Juli Tahun 2010 silam Saya berkesempatan masuk di salah satu base camp tambang emas di Bombana. Dari dapur tampak kesibukan enam orang perempuan yang mengatur dan mencuci piring. Sebagian yang lain berkutat di kompor yang panas. Mereka sibuk dengan tugas masing-masing. Ada yang memotong sayur, menanak nasi, menggoreng lauk hingga mencuci pakaian.
Para perempuan itu sudah enam bulan bekerja di tambang itu, hari itu mereka sedang melakukan aktifitas logistik makanan para karyawan tambang. Salah satu perempuan buruh itu adalah Ibu Siti (46 tahun), ia adalah buruh tambang di sana.
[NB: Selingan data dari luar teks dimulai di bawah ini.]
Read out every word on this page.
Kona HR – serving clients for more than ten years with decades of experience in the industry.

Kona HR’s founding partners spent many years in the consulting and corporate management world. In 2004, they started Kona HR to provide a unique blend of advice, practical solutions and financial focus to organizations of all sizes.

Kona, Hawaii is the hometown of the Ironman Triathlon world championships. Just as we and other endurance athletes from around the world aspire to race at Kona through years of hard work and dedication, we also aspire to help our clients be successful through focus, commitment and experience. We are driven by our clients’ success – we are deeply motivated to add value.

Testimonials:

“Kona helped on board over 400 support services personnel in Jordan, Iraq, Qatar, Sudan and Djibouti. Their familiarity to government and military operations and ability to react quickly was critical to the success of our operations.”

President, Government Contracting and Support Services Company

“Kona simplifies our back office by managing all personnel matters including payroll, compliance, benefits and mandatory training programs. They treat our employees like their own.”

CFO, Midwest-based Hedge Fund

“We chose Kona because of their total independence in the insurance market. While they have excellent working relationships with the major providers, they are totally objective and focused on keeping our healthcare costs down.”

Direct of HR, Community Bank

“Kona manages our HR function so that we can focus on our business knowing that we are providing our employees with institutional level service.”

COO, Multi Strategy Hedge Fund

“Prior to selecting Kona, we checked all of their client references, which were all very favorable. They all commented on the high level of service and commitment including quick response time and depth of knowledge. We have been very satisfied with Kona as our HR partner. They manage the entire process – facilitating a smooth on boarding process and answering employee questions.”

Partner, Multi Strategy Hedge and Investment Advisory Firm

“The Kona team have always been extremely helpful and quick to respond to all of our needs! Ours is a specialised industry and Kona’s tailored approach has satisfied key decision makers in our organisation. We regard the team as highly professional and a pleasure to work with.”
Menjadi buruh dapur perusahaan tambang , bukanlah pilihan yang disengaja bagi ibu Siti dan perempuan lainnya. “ Mau apa lagi, sawah sudah tak punya”, katanya menerawang, dia bercerita bahwa dulunya Ia memiliki sawah seluas satu hektar. Sebab dia adalah warga tramsmigrasi. Kini, ia tak lagi menanam, merawat dan memanen padinya sendiri. Melainkan harus menjadi buruh di bekas lahan sawahya sendiri setelah dijual ke pihak lain.
Walaupun negara kita mempunyai UU No. 13 Tahun 2003 tentang ketenagakeerjaan yang mengatur tentang hak normatif bagi buruh perempuan seperti cuti haid, hamil dan melahirkan, dan jaminan keselamatan kerja, namun, fakta yang dialami buruh perempuan, sesungguhnya adalah potret dari lemahnya pengawasan pemerintah terhadap perusahaan yang berkaitan dengan impelementasi dari UU tersebut seperti hak-hak buruh khususnya buruh perempuan.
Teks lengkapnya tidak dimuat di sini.